The lawsuits that followed AB 5’s enactment take extraneous time both on the companies and civil justice system. It wasn’t just Uber and Lyft that faced litigation – local businesses everywhere struggled to adhere to the new regulation.

In fact, because AB 5 is set up to be applied retroactively, not only can an employer be sued for misclassifying an employer today, they can be sued for a misclassification that happened any time in the past four years. These cases are still be litigated in the midst of the COVID-19 pandemic. 

Ever since its passage, AB 5 has become a trial attorney’s favorite new excuse to bring suit against hardworking business owners in order to make a profit. With its technicalities and its retroactive application, AB 5 simply makes it too easy for entrepreneurial lawyers to take advantage of the law.

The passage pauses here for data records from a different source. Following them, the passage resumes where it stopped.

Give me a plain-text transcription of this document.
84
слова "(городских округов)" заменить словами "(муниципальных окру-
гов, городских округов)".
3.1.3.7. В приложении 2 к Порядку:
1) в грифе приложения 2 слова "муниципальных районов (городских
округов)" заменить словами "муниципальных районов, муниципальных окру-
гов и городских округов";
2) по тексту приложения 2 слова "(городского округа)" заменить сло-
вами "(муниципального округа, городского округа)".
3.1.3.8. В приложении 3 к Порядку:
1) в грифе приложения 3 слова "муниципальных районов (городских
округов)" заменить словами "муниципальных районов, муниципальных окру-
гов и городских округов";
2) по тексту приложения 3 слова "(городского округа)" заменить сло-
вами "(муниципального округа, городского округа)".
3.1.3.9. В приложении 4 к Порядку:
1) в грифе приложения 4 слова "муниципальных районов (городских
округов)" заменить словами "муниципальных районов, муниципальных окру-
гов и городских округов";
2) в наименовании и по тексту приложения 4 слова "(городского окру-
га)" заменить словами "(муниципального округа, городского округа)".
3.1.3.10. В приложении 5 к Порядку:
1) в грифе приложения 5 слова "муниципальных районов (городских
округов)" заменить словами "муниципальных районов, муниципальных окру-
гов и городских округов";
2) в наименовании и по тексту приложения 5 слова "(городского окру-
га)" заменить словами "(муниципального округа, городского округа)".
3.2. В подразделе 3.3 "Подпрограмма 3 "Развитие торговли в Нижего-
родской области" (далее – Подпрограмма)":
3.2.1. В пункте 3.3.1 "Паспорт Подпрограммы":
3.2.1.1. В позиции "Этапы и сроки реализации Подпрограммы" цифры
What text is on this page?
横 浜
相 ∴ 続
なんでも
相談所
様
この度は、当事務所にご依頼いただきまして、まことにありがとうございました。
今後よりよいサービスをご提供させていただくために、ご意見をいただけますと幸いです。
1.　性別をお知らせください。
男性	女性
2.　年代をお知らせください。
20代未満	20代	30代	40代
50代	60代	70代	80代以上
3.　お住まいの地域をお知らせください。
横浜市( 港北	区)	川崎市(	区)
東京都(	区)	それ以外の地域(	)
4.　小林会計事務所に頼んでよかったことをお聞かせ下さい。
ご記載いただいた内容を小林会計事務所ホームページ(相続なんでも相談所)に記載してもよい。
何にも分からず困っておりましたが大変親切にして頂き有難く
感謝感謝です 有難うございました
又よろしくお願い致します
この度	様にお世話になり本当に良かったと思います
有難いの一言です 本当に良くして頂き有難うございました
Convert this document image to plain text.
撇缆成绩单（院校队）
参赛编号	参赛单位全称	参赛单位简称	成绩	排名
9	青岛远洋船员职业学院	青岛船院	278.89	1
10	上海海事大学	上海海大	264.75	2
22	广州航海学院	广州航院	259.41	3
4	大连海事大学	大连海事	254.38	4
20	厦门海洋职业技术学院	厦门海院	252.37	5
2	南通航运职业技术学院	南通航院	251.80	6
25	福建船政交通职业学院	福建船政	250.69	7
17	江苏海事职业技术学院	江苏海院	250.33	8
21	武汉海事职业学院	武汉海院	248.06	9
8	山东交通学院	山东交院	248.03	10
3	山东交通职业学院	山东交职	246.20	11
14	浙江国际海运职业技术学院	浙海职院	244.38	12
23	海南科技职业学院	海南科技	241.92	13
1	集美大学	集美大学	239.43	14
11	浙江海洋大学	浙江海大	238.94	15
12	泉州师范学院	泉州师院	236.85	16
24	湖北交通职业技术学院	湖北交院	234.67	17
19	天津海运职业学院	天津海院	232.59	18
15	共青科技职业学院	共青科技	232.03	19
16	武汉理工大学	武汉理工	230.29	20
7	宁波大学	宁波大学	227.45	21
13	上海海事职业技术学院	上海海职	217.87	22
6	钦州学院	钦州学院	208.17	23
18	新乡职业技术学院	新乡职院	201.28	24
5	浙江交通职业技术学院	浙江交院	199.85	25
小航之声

So, lawsuit after lawsuit continues to be filed, and business after business will continue to go under.

It costs a lot of time and resources to fight off a lawsuit, and California business owners simply can’t afford the risk given the fragility of the economy. When AB 5 was enacted a year ago, no one saw the COVID crisis on the horizon. But today, it is just one more reason to scrap AB 5. It’s time we bring proper reform to this destructive law so that California can finally have the chance to recover from the economic, coronavirus-led recession, without these roadblocks in their way.